Yalçın BAYER
ybayer@hurriyet.com.tr
Öz, Çakıcı'yı da sorgulamalıdır
20. dönem Uğur Mumcu Cinayetini Araştırma Komisyon Başkan Vekili Tevfik Diker, "Ergenekon Savcısı Öz, Alaattin Çakıcı'ya Uğur Mumcu cinayetini sormalıdır" çağrısında bulunuyor.
Diker diyor ki:
"Büyük Ankara Oteli, TBMM Çankaya Kapısı'nın hemen karşısında, Atatürk Bulvarı üzerindedir. Uğur Mumcu Cinayetini Araştırma Komisyon Başkan Vekili iken güvenilir bir kaynaktan, Alaattin Çakıcı'nın Uğur Mumcu cinayetinden iki gün önce Ankara'ya gelerek Büyük Ankara Oteli'ne yerleştiği konusunda bilgi almış ve bunu komisyon ile paylaşmıştım. Komisyon bu iddianın doğru olup olmadığı konusunda araştırma yapmak üzere beni ve Ahmet Piriştina'yı görevlendirmişti.

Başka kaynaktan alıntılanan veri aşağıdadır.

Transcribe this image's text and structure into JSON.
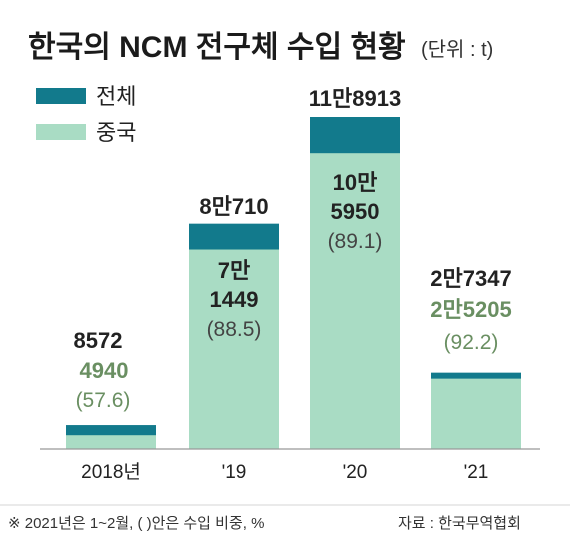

Otelde yaptığımız incelemede kayıtlar iddiayı doğruluyordu. Çakıcı'nın 22-23 Ocak 1993 tarihlerinde (Uğur Mumcu, cinayeti 24 Ocak 1993 günü işlendi) Büyük Ankara Oteli'nde 806 numaralı odada kaldığını tespit ettik. Daha sonra otel müdürlüğü de, 19 Şubat 1997 günü komisyona yazdığı yazıda Çakıcı'nın 06 No'lu odada kaldığını belirtmişti.
Öte yandan Susurluk kazası sonrası açılan çete davasında TBMM Susurluk Araştırma Komisyonu'na ifade veren eski Astsubay Hüseyin Oğuz ifadesinde, Çakıcı'nın Mumcu suikastına adı karıştığı konusunda iddialar bulunduğunu söylemişti.
Devam eden Ergenekon davasıyla ilgili medyaya yansıyan haberlerde Uğur Mumcu cinayeti de yer almaktadır.
Savcı Zekeriya Öz, bu bilgiler ışığında Alaattin Çakıcı'yı sorgulayarak bu ikametin bir tesadüf mü yoksa perde arkasında başka bir şeylerin olup olmadığını araştırmalıdır.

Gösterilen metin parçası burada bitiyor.